On October 24th, 2019, the Einstein Center Chronoi hosted a workshop titled “Rethinking a Lifetime: Perspectives from Antiquity until Present.” The idea for this workshop came forth from the desire to bring a wide range of disciplines into a dialogue in order to better understand the broad topic “lifetime.” Lifetime is what connects all humans across time and space: it is all we have, and all we have to lose. Yet what is understood under this term drastically varies.
Organizer Dr. Irene Sibbing-Plantholt, whose project within the framework of the Einstein Center Chronoi is titled “A Time of Life: Concepts and the Value of Lifetime in Ancient Mesopotamia,” invited specialists of the Ancient World, theologians, archaeologists, historians, and scholars from the social and natural sciences to share their unique perspectives on how to approach the study of lifetime.
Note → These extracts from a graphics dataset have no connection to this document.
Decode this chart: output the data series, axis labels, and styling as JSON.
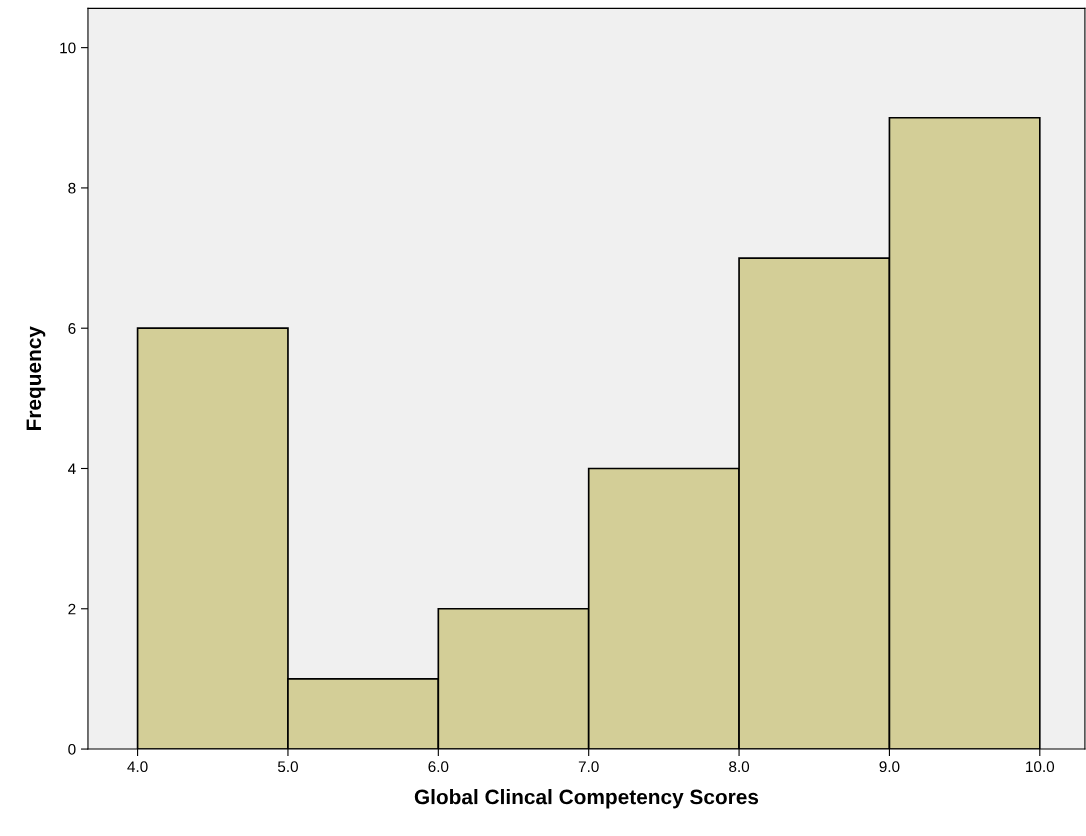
{
  "chart_data": {
    "type": "histogram",
    "xlabel": "Global Clincal Competency Scores",
    "ylabel": "Frequency",
    "bins": [
      4,
      5,
      6,
      7,
      8,
      9,
      10
    ],
    "values": [
      6,
      1,
      2,
      4,
      7,
      9
    ],
    "color": "#d3ce97",
    "xlim": [
      3.67,
      10.3
    ],
    "ylim": [
      0,
      10.56
    ],
    "xticks": [
      {
        "value": 4,
        "label": "4.0"
      },
      {
        "value": 5,
        "label": "5.0"
      },
      {
        "value": 6,
        "label": "6.0"
      },
      {
        "value": 7,
        "label": "7.0"
      },
      {
        "value": 8,
        "label": "8.0"
      },
      {
        "value": 9,
        "label": "9.0"
      },
      {
        "value": 10,
        "label": "10.0"
      }
    ],
    "yticks": [
      0,
      2,
      4,
      6,
      8,
      10
    ],
    "grid": false
  }
}
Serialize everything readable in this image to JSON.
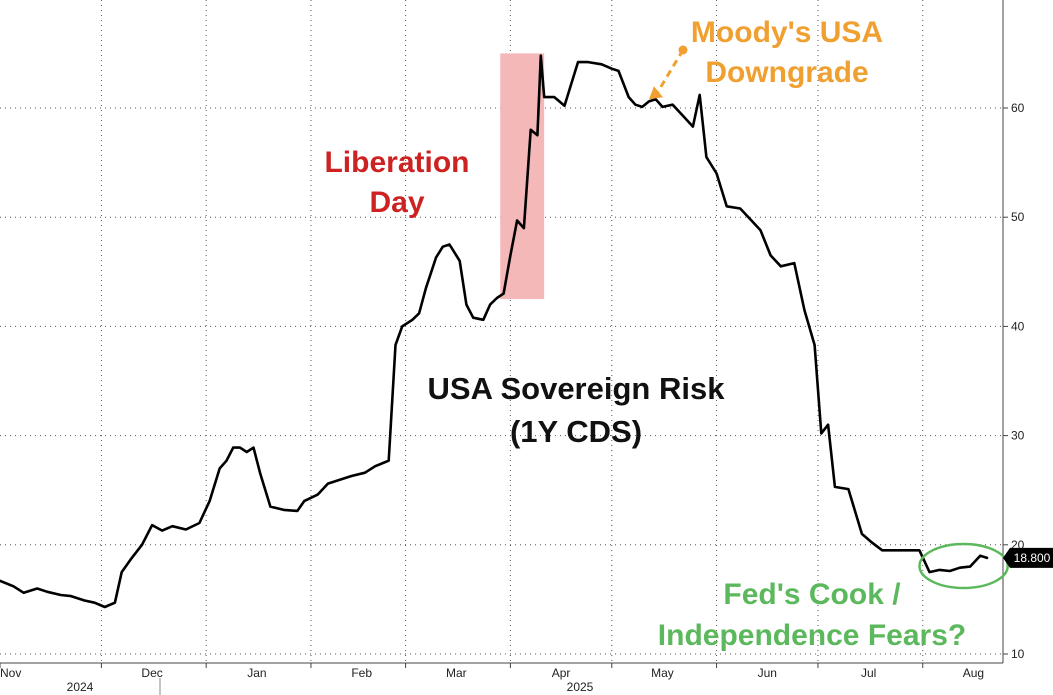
{
  "chart_data": {
    "type": "line",
    "title": "USA Sovereign Risk",
    "subtitle": "(1Y CDS)",
    "xlabel": "",
    "ylabel": "",
    "x_axis": {
      "months": [
        "Nov",
        "Dec",
        "Jan",
        "Feb",
        "Mar",
        "Apr",
        "May",
        "Jun",
        "Jul",
        "Aug"
      ],
      "years": [
        "2024",
        "2025"
      ]
    },
    "y_axis": {
      "ticks": [
        10,
        20,
        30,
        40,
        50,
        60
      ],
      "ylim": [
        10,
        69
      ],
      "position": "right"
    },
    "grid": true,
    "last_value": {
      "label": "18.800",
      "value": 18.8,
      "color": "#000000"
    },
    "series": [
      {
        "name": "",
        "color": "#000000",
        "points": [
          [
            "2024-11-01",
            16.7
          ],
          [
            "2024-11-05",
            16.2
          ],
          [
            "2024-11-08",
            15.6
          ],
          [
            "2024-11-12",
            16.0
          ],
          [
            "2024-11-15",
            15.7
          ],
          [
            "2024-11-19",
            15.4
          ],
          [
            "2024-11-22",
            15.3
          ],
          [
            "2024-11-26",
            14.9
          ],
          [
            "2024-11-29",
            14.7
          ],
          [
            "2024-12-02",
            14.3
          ],
          [
            "2024-12-05",
            14.7
          ],
          [
            "2024-12-07",
            17.5
          ],
          [
            "2024-12-10",
            18.8
          ],
          [
            "2024-12-13",
            20.0
          ],
          [
            "2024-12-16",
            21.8
          ],
          [
            "2024-12-19",
            21.3
          ],
          [
            "2024-12-22",
            21.7
          ],
          [
            "2024-12-26",
            21.4
          ],
          [
            "2024-12-30",
            22.0
          ],
          [
            "2025-01-02",
            24.0
          ],
          [
            "2025-01-05",
            27.0
          ],
          [
            "2025-01-07",
            27.7
          ],
          [
            "2025-01-09",
            28.9
          ],
          [
            "2025-01-11",
            28.9
          ],
          [
            "2025-01-13",
            28.5
          ],
          [
            "2025-01-15",
            28.9
          ],
          [
            "2025-01-17",
            26.5
          ],
          [
            "2025-01-20",
            23.5
          ],
          [
            "2025-01-24",
            23.2
          ],
          [
            "2025-01-28",
            23.1
          ],
          [
            "2025-01-30",
            24.0
          ],
          [
            "2025-02-03",
            24.6
          ],
          [
            "2025-02-06",
            25.6
          ],
          [
            "2025-02-10",
            26.0
          ],
          [
            "2025-02-13",
            26.3
          ],
          [
            "2025-02-17",
            26.6
          ],
          [
            "2025-02-20",
            27.2
          ],
          [
            "2025-02-24",
            27.7
          ],
          [
            "2025-02-26",
            38.3
          ],
          [
            "2025-02-28",
            40.0
          ],
          [
            "2025-03-03",
            40.6
          ],
          [
            "2025-03-05",
            41.2
          ],
          [
            "2025-03-07",
            43.5
          ],
          [
            "2025-03-10",
            46.3
          ],
          [
            "2025-03-12",
            47.3
          ],
          [
            "2025-03-14",
            47.5
          ],
          [
            "2025-03-17",
            46.0
          ],
          [
            "2025-03-19",
            42.0
          ],
          [
            "2025-03-21",
            40.8
          ],
          [
            "2025-03-24",
            40.6
          ],
          [
            "2025-03-26",
            42.0
          ],
          [
            "2025-03-28",
            42.6
          ],
          [
            "2025-03-30",
            43.0
          ],
          [
            "2025-04-01",
            46.5
          ],
          [
            "2025-04-03",
            49.7
          ],
          [
            "2025-04-05",
            49.0
          ],
          [
            "2025-04-07",
            58.0
          ],
          [
            "2025-04-09",
            57.5
          ],
          [
            "2025-04-10",
            64.8
          ],
          [
            "2025-04-11",
            61.0
          ],
          [
            "2025-04-14",
            61.0
          ],
          [
            "2025-04-17",
            60.2
          ],
          [
            "2025-04-21",
            64.2
          ],
          [
            "2025-04-24",
            64.2
          ],
          [
            "2025-04-28",
            64.0
          ],
          [
            "2025-05-01",
            63.6
          ],
          [
            "2025-05-03",
            63.4
          ],
          [
            "2025-05-06",
            61.0
          ],
          [
            "2025-05-08",
            60.3
          ],
          [
            "2025-05-10",
            60.1
          ],
          [
            "2025-05-12",
            60.6
          ],
          [
            "2025-05-14",
            60.8
          ],
          [
            "2025-05-16",
            60.1
          ],
          [
            "2025-05-19",
            60.3
          ],
          [
            "2025-05-22",
            59.3
          ],
          [
            "2025-05-25",
            58.3
          ],
          [
            "2025-05-27",
            61.2
          ],
          [
            "2025-05-29",
            55.5
          ],
          [
            "2025-06-01",
            54.0
          ],
          [
            "2025-06-04",
            51.0
          ],
          [
            "2025-06-08",
            50.8
          ],
          [
            "2025-06-11",
            49.8
          ],
          [
            "2025-06-14",
            48.8
          ],
          [
            "2025-06-17",
            46.5
          ],
          [
            "2025-06-20",
            45.5
          ],
          [
            "2025-06-24",
            45.8
          ],
          [
            "2025-06-27",
            41.5
          ],
          [
            "2025-06-30",
            38.3
          ],
          [
            "2025-07-02",
            30.2
          ],
          [
            "2025-07-04",
            31.0
          ],
          [
            "2025-07-06",
            25.3
          ],
          [
            "2025-07-10",
            25.1
          ],
          [
            "2025-07-14",
            21.0
          ],
          [
            "2025-07-17",
            20.2
          ],
          [
            "2025-07-20",
            19.5
          ],
          [
            "2025-07-24",
            19.5
          ],
          [
            "2025-07-28",
            19.5
          ],
          [
            "2025-07-31",
            19.5
          ],
          [
            "2025-08-03",
            17.5
          ],
          [
            "2025-08-06",
            17.7
          ],
          [
            "2025-08-09",
            17.6
          ],
          [
            "2025-08-12",
            17.9
          ],
          [
            "2025-08-15",
            18.0
          ],
          [
            "2025-08-18",
            19.0
          ],
          [
            "2025-08-20",
            18.8
          ]
        ]
      }
    ],
    "annotations": [
      {
        "label": "Liberation Day",
        "lines": [
          "Liberation",
          "Day"
        ],
        "color": "#cc2222",
        "band": [
          "2025-03-29",
          "2025-04-11"
        ],
        "band_y": [
          42.5,
          65
        ],
        "band_color": "#f5b8b8"
      },
      {
        "label": "Moody's USA Downgrade",
        "lines": [
          "Moody's USA",
          "Downgrade"
        ],
        "color": "#f0a030",
        "arrow_to": [
          "2025-05-12",
          60.8
        ]
      },
      {
        "label": "Fed's Cook / Independence Fears?",
        "lines": [
          "Fed's Cook /",
          "Independence Fears?"
        ],
        "color": "#5cb85c",
        "circle_around": [
          "2025-08-03",
          "2025-08-22"
        ]
      }
    ]
  }
}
Five speakers, all authorities on lifetime in their own disciplines, briefly presented their sources ranging from 2000 BCE until 2000 CE during two sessions. Each session resulted in an open floor discussion that facilitated a dynamic and fruitful interdisciplinary exchange. Some topics that were addressed during the discussions include the relationship between actual lifetime and the expressions of age and age categories, the socio-cultural constraints of life stages and life caesurae in different cultures, how narratives can give meaning to a lifetime, and how memory shapes the lifetime of both communities and individuals.